Migraine is not just a headache. This is probably the biggest misconception I come across when speaking with people about this disease. In reality, it’s a complex and often debilitating neurological condition that can have a huge impact on someone’s life. It can cause severe head pain, nausea, vomiting and extreme sensitivity to light, sound, touch and smell.
The statistics on migraine are staggering. Most people I speak with have no idea that migraine is the world’s third most common disease (behind dental caries and tension-type headache) that affects more than one billion people. According to the World Health organisation, it is the second leading cause of years lived with disability worldwide, and the leading cause in people age 15-49. Women are three times more likely to experience migraine than men. The disease has an enormous economic impact too, costing the U.S. and European economies nearly $200 billion a year. So it’s worth repeating: migraine is not just a headache.
I live with migraine so this is personal for me. The disease hit me hard when I was doing my medical training in New York, and I was having up to 10 attacks a month. I would try to carry on working but kept vomiting. We only had eight people in my residency class, so if I was unable to work it was a significant burden for everyone else to make up for me. Thankfully, I’ve started on a medication which has dramatically reduced my frequency of attacks.
My fascination with the brain stretches back to childhood and is part of the reason I became a neurologist. Before I joined Teva, I saw first-hand the scale of migraine and the impact it has on patients and their loved ones. There were so few treatments available at the time.
I found clinical practice very frustrating at times because my tools were so limited. I saw so many patients who were suffering but I could not help. This is the reason why I changed career paths. I wanted to move in to an area where I could help find solutions to the problems patients were facing. This ultimately led me to join Teva as a Medical Director in the Migraine and Headache Therapeutic Area.
There is still a stigma attached to migraine. I’ve met thousands of patients who suffer from the disease and a recurring theme is that they feel others see them as being lazy or exaggerating their symptoms, rather than suffering from a horrible disease that can be totally debilitating. People don’t understand that more than 90% of people with migraine are unable to work or function normally during a migraine attack.

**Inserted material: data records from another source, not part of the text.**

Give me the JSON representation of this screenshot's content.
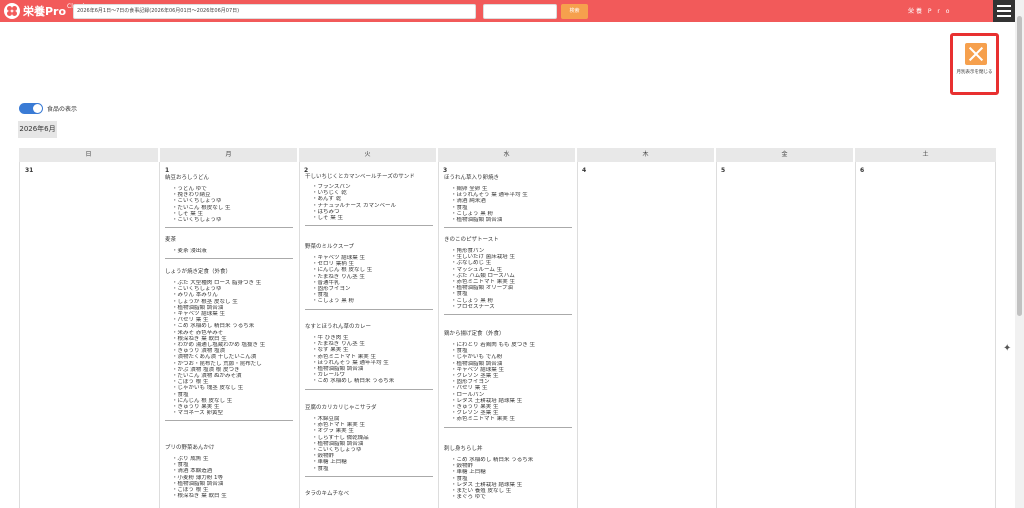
{
  "header": {
    "logo_text": "栄養Pro",
    "logo_cloud": "Cloud",
    "search_value": "2026年6月1日〜7日の食事記録(2026年06月01日〜2026年06月07日)",
    "search_button": "検索",
    "brand_right": "栄養 P r o"
  },
  "monthly_toggle": {
    "label": "月別表示を閉じる"
  },
  "toggle": {
    "label": "食品の表示"
  },
  "month_title": "2026年6月",
  "weekdays": [
    "日",
    "月",
    "火",
    "水",
    "木",
    "金",
    "土"
  ],
  "days": [
    {
      "num": "31",
      "meals": []
    },
    {
      "num": "1",
      "meals": [
        {
          "title": "納豆おろしうどん",
          "foods": [
            "うどん ゆで",
            "挽きわり納豆",
            "こいくちしょうゆ",
            "だいこん 根皮なし 生",
            "しそ 葉 生",
            "こいくちしょうゆ"
          ]
        },
        {
          "title": "麦茶",
          "foods": [
            "麦茶 浸出液"
          ]
        },
        {
          "title": "しょうが焼き定食（外食）",
          "foods": [
            "ぶた 大型種肉 ロース 脂身つき 生",
            "こいくちしょうゆ",
            "みりん 本みりん",
            "しょうが 根茎 皮なし 生",
            "植物油脂類 調合油",
            "キャベツ 結球葉 生",
            "パセリ 葉 生",
            "こめ 水稲めし 精白米 うるち米",
            "米みそ 赤色辛みそ",
            "根深ねぎ 葉 軟白 生",
            "わかめ 湯通し塩蔵わかめ 塩抜き 生",
            "きゅうり 漬物 塩漬",
            "漬物たくあん漬 干しだいこん漬",
            "かつお・昆布だし 荒節・昆布だし",
            "かぶ 漬物 塩漬 根 皮つき",
            "だいこん 漬物 ぬかみそ漬",
            "ごぼう 根 生",
            "じゃがいも 塊茎 皮なし 生",
            "食塩",
            "にんじん 根 皮なし 生",
            "きゅうり 果実 生",
            "マヨネーズ 卵黄型"
          ]
        },
        {
          "title": "ブリの野菜あんかけ",
          "foods": [
            "ぶり 成魚 生",
            "食塩",
            "清酒 本醸造酒",
            "小麦粉 薄力粉 1等",
            "植物油脂類 調合油",
            "ごぼう 根 生",
            "根深ねぎ 葉 軟白 生"
          ]
        }
      ]
    },
    {
      "num": "2",
      "meals": [
        {
          "title": "干しいちじくとカマンベールチーズのサンド",
          "foods": [
            "フランスパン",
            "いちじく 乾",
            "あんず 乾",
            "ナチュラルチーズ カマンベール",
            "はちみつ",
            "しそ 葉 生"
          ]
        },
        {
          "title": "野菜のミルクスープ",
          "foods": [
            "キャベツ 結球葉 生",
            "セロリ 葉柄 生",
            "にんじん 根 皮なし 生",
            "たまねぎ りん茎 生",
            "普通牛乳",
            "固形ブイヨン",
            "食塩",
            "こしょう 黒 粉"
          ]
        },
        {
          "title": "なすとほうれん草のカレー",
          "foods": [
            "牛 ひき肉 生",
            "たまねぎ りん茎 生",
            "なす 果実 生",
            "赤色ミニトマト 果実 生",
            "ほうれんそう 葉 通年平均 生",
            "植物油脂類 調合油",
            "カレールウ",
            "こめ 水稲めし 精白米 うるち米"
          ]
        },
        {
          "title": "豆腐のカリカリじゃこサラダ",
          "foods": [
            "木綿豆腐",
            "赤色トマト 果実 生",
            "オクラ 果実 生",
            "しらす干し 微乾燥品",
            "植物油脂類 調合油",
            "こいくちしょうゆ",
            "穀物酢",
            "車糖 上白糖",
            "食塩"
          ]
        },
        {
          "title": "タラのキムチなべ",
          "foods": []
        }
      ]
    },
    {
      "num": "3",
      "meals": [
        {
          "title": "ほうれん草入り卵焼き",
          "foods": [
            "鶏卵 全卵 生",
            "ほうれんそう 葉 通年平均 生",
            "清酒 純米酒",
            "食塩",
            "こしょう 黒 粉",
            "植物油脂類 調合油"
          ]
        },
        {
          "title": "きのこのピザトースト",
          "foods": [
            "角形食パン",
            "生しいたけ 菌床栽培 生",
            "ぶなしめじ 生",
            "マッシュルーム 生",
            "ぶた ハム類 ロースハム",
            "赤色ミニトマト 果実 生",
            "植物油脂類 オリーブ油",
            "食塩",
            "こしょう 黒 粉",
            "プロセスチーズ"
          ]
        },
        {
          "title": "鶏から揚げ定食（外食）",
          "foods": [
            "にわとり 若鶏肉 もも 皮つき 生",
            "食塩",
            "じゃがいも でん粉",
            "植物油脂類 調合油",
            "キャベツ 結球葉 生",
            "クレソン 茎葉 生",
            "固形ブイヨン",
            "パセリ 葉 生",
            "ロールパン",
            "レタス 土耕栽培 結球葉 生",
            "きゅうり 果実 生",
            "クレソン 茎葉 生",
            "赤色ミニトマト 果実 生"
          ]
        },
        {
          "title": "刺し身ちらし丼",
          "foods": [
            "こめ 水稲めし 精白米 うるち米",
            "穀物酢",
            "車糖 上白糖",
            "食塩",
            "レタス 土耕栽培 結球葉 生",
            "まだい 養殖 皮なし 生",
            "まぐろ ゆで"
          ]
        }
      ]
    },
    {
      "num": "4",
      "meals": []
    },
    {
      "num": "5",
      "meals": []
    },
    {
      "num": "6",
      "meals": []
    }
  ]
}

Educating people about migraine is now a big part of my job. There is no doubt that advances in treatment have been made in recent years. However, migraine is still an underfunded disease and the impact it has on people is often not understood by decision makers and wider society. To combat this, I’m usually out and about talking to physicians, meeting with advocacy groups and speaking at events and conferences. I also help with researching the impact of migraine on society, such as how it affects people’s productivity.
We still don’t fully understand what causes migraine. Despite recent advances in our understanding of the disease, so much more is needed to better understand it and the impact that it has. In the U.S., the funding for migraine research in 2017 was only half a dollar per person living with migraine.
That said, the industry as a whole has made advances in the last few years. It’s gratifying to see how this is helping patients. For example, a former patient I spoke to recently has had migraine attacks almost every day for nearly 40 years. She is now on a new course of treatment which has significantly reduced the frequency of her attacks, allowing her the exciting opportunity to apply for jobs and launch a career. Her daughter’s wedding is coming up and she is looking forward to planning it and going dress shopping. As I had watched her struggle for so long, this change was incredibly moving. However, we’re still far from where we need to be. My task at Teva is to ensure we continue to explore new ways to bring better days to people living with migraine.
 Steiner TJ, Stovner LJ, Vos T, Jensen R, Katsarava Z. Migraine is first cause of disability in under 50s: will health politicians now take notice?. J Headache Pain. 2018;19(1):17.
 World Health Organization. Atlas of headache disorders and resources in the world 2011.
 Gooch CL et al. The Burden of Neurological Disease in the United States: A Summary Report and Call to Action, Ann Neurol (81(4): pp479-84, 2017, and Linde M et all, The Cost of Headache Disorders in Europe: The Eurolight Project, Eur J Neurol 19(5): pp 703-11, 2012.